In June 1954, LIFE magazine published an article titled “The Luckiest Generation” that, revisited 60 years later, feels like an almost perfect snapshot of a certain segment of American society at a particular moment in the nation’s history. We’ll let LIFE set the scene:
A few things to point out here. First, and probably most obvious, is the racial makeup of the “teenage group” that LIFE focused on, at least pictorially, in that 1954 article: there might be a few people of color in one or two of the photographs in this gallery, but we certainly have not been able to find them.
Second, the nature of the boon — of the improbable and unprecedented good fortune — that befell these kids is not that they’re spoiled rotten, or that every possible creature comfort has been handed to them. Instead, it’s that they have the opportunity to work at virtually any job they choose. “They are often able to keep the money” that they earn.

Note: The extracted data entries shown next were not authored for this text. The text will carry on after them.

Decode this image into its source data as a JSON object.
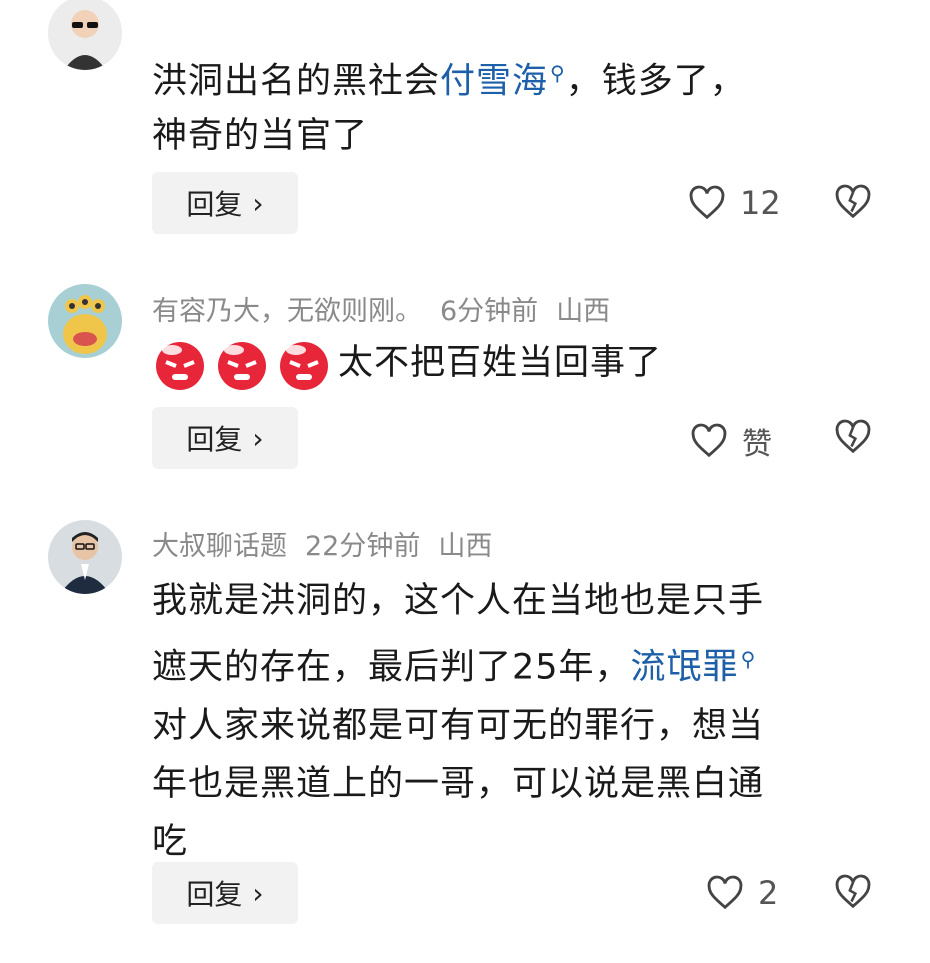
{
  "comments": [
    {
      "text_before": "洪洞出名的黑社会",
      "link": "付雪海",
      "text_after_line1": "，钱多了，",
      "text_line2": "神奇的当官了",
      "reply_label": "回复",
      "like_count": "12"
    },
    {
      "username": "有容乃大，无欲则刚。",
      "time": "6分钟前",
      "location": "山西",
      "text": "太不把百姓当回事了",
      "reply_label": "回复",
      "like_label": "赞"
    },
    {
      "username": "大叔聊话题",
      "time": "22分钟前",
      "location": "山西",
      "text_line1": "我就是洪洞的，这个人在当地也是只手",
      "text_line2_before": "遮天的存在，最后判了25年，",
      "link": "流氓罪",
      "text_line3": "对人家来说都是可有可无的罪行，想当",
      "text_line4": "年也是黑道上的一哥，可以说是黑白通",
      "text_line5": "吃",
      "reply_label": "回复",
      "like_count": "2"
    }
  ]
}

So, yes, they were lucky — and compared to countless generations of youth who came before, all over the world, white working- and middle-class teens in 1950s America were, for the most part, incredibly lucky. But unlike the entitled creatures that most of us would count as the “luckiest” (and the most obnoxious) among us these days, the teens profiled in LIFE in 1954 don’t look or feel especially coddled.
They look secure. They look confident. They look, in some elemental way, independent. They’re learning, day by day, what it means to make one’s way in the world.
In that sense, maybe they were the luckiest generation, after all.